After seven years on the drawing board (the first inter-ministerial committee on this sat in 2014), the Centre has finally notified rules for direct selling under the Consumer Protection Act. Although the idea is to curb fraudsters and Ponzi schemes, the guidelines have implications for all consumer firms using the direct route to vend products or services to consumers, sweeping into their ambit large global consumer firms such as Amway, Tupperware, Oriflame, and Avon. Though these large companies are all part of a self-regulatory body, there was a crying need for the government to frame rules for multi-level marketing (MLM) given the questionable entities that have entered the fray and duped gullible consumers, and the number of legal cases this sector has seen, including the bitterly fought Q-Net case which went all the way to the Supreme Court.

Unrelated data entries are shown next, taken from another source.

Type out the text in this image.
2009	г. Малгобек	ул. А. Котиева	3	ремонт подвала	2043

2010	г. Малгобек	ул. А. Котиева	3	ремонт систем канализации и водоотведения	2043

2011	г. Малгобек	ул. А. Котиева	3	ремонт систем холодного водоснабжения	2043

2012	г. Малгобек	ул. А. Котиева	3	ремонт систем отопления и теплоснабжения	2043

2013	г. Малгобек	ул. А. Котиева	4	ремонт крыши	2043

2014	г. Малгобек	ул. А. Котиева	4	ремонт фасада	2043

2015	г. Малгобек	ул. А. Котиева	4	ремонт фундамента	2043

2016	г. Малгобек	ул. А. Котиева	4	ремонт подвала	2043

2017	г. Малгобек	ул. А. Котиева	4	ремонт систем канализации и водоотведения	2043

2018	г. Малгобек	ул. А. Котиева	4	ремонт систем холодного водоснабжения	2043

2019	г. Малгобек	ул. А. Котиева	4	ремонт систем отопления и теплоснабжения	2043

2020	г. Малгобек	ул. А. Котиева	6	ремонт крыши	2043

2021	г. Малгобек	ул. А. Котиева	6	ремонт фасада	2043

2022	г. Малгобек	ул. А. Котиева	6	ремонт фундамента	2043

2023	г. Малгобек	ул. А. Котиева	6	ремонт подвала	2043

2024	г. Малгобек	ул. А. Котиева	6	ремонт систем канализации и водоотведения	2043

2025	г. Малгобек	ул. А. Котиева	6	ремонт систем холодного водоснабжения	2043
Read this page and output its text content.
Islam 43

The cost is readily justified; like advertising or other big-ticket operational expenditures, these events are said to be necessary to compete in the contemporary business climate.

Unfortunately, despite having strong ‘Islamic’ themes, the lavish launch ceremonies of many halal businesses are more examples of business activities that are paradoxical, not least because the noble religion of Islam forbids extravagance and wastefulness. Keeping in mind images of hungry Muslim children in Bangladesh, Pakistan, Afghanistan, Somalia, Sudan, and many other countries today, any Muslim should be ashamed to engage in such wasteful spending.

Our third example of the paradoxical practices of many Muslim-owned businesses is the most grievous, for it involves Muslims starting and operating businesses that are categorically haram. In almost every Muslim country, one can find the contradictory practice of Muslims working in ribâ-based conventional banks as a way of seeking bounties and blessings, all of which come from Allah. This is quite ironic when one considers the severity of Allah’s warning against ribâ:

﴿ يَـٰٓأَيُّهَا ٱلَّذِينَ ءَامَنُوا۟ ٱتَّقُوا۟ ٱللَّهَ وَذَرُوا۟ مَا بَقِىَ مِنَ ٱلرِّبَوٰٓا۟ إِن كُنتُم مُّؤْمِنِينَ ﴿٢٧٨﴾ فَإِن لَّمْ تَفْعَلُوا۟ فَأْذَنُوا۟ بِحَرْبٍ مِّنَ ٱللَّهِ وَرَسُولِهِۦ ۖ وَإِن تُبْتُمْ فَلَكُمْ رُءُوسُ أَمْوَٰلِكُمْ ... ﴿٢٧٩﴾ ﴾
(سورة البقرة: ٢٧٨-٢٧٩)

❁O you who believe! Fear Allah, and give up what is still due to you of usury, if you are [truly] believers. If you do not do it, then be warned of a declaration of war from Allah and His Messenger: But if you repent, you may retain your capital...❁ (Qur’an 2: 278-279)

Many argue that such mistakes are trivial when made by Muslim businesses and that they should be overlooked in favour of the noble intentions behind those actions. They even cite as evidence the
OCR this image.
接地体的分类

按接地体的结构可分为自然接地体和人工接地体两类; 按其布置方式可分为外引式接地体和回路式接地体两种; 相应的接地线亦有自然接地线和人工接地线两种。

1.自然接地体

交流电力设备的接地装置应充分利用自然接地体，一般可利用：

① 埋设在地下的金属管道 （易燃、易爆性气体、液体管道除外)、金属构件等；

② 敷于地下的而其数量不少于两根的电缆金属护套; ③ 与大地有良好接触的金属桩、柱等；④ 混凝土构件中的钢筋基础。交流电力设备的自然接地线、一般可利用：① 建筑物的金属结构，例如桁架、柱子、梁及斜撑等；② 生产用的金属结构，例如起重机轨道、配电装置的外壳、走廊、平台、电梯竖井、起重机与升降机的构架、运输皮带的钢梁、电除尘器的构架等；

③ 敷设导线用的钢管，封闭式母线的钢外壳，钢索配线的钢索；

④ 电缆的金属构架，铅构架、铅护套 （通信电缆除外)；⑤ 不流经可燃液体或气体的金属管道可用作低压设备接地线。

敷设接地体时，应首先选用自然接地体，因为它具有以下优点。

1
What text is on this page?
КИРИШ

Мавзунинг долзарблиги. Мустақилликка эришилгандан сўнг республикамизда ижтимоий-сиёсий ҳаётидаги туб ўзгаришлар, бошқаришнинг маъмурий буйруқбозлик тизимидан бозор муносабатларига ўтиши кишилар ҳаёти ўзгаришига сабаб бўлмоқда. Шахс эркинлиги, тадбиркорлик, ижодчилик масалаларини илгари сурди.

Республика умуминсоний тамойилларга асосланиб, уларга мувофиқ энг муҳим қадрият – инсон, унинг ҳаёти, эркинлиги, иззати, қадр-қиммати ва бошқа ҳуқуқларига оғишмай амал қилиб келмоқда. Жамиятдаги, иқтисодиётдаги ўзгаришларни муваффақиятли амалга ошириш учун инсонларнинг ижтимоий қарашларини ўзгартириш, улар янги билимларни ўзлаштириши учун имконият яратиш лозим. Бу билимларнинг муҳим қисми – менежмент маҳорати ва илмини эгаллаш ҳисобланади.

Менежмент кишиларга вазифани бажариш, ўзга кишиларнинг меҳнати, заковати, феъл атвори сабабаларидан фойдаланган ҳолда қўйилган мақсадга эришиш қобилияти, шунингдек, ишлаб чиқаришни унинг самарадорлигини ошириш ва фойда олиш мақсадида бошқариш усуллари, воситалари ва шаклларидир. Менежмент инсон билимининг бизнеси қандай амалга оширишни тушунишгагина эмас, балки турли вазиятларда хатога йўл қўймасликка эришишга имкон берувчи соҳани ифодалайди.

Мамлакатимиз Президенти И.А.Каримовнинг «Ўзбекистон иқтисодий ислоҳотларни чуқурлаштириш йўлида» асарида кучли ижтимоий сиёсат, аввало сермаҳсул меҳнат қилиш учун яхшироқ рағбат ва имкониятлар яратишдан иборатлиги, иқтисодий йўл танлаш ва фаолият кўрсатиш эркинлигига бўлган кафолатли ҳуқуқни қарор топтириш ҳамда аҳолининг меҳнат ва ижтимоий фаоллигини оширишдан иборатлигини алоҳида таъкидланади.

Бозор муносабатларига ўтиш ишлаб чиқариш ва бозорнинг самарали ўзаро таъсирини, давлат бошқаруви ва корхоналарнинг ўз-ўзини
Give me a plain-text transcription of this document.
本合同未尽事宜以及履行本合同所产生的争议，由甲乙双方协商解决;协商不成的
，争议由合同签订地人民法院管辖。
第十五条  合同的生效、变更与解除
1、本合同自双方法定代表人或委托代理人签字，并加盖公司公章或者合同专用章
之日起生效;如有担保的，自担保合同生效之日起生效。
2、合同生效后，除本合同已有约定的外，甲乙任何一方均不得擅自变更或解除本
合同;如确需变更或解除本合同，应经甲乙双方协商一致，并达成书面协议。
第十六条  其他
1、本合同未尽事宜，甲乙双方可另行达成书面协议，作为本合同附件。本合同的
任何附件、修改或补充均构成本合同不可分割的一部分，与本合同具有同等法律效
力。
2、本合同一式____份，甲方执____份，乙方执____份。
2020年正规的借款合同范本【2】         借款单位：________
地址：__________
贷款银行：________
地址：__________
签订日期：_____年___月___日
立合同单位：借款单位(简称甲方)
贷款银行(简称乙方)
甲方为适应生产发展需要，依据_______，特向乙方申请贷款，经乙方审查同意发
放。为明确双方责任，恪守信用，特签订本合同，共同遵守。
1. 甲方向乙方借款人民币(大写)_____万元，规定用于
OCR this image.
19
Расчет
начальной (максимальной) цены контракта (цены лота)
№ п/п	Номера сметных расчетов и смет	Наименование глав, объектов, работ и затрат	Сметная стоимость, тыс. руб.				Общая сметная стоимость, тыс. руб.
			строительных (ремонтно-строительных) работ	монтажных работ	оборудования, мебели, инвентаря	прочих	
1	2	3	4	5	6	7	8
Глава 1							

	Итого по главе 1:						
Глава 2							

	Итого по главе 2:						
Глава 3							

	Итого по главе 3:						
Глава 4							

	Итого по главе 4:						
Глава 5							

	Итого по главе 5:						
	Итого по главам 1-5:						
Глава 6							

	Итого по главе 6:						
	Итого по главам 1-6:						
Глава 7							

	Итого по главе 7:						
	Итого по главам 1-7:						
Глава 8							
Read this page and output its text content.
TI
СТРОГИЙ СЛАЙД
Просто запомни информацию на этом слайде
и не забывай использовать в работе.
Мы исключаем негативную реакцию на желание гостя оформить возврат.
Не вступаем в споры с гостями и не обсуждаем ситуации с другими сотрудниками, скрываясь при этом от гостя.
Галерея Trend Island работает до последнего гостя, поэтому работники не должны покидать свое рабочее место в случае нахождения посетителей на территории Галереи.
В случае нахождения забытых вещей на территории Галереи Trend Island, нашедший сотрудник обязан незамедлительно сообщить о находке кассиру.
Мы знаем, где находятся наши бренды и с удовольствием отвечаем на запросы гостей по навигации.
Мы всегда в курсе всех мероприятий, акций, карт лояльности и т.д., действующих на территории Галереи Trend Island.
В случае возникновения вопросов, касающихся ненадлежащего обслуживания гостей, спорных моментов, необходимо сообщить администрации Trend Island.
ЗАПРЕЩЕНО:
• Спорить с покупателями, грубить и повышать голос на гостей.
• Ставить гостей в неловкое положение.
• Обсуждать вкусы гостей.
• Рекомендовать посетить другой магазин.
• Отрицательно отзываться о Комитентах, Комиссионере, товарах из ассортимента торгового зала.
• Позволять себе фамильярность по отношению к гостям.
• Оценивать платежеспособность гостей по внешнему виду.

That the rules completely ban pyramid and money circulation schemes, which masquerade as ‘direct selling’ but in reality have Ponzi elements, is quite welcome. While there is nothing wrong with consumer firms choosing a direct-to-consumer model that disintermediates the distribution chain, saves them advertising costs and allows for more affordable pricing, this model assumes discomfiting characteristics when it acquires a pyramid character. Unlike a simple direct selling model where a consumer firm directly recruits sales agents to engage in door-to-door selling and takes responsibility for their pitches, pyramid schemes incentivise an initial set of sales agents recruited by the company to add on more and more indirect sellers through informal networks. This modus operandi results in the manufacturer having little control over the sales process. Sales incentives too are geared more towards adding a constant stream of new sellers to the pyramid, rather than closing sales with the end-consumer. Such MLM schemes have a reputation for luring unqualified recruits with promises of unrealistic ROIs and also hand consumers a raw deal by adding on multiple layers of distribution incentives to the product’s final price.
Apart from barring pyramid schemes, the rules specify a whole host of stringent do’s and don’ts for direct sellers such as not visiting a consumer’s premises without prior appointment, returns and refunds et al, which seem to be a bit of micromanagement. While it is good to tighten the screws on a sector that is crying to be regulated, the process mustn’t make it difficult for genuine players who comply with the laws of the land. Direct selling generated $179.3 billion in global retail sales and plays a key role in the health and well-being, beauty and household hygiene categories that have done exceedingly well during the pandemic. It has also emerged as an important source of gig work, with 7.4 million people engaged in it domestically at last count. In India, direct selling has been growing at a CAGR of 18 per cent with a 50 per cent participation from women. The government should lend an ear to representations from genuine industry players on the operational aspects, in the 90-day window for compliance.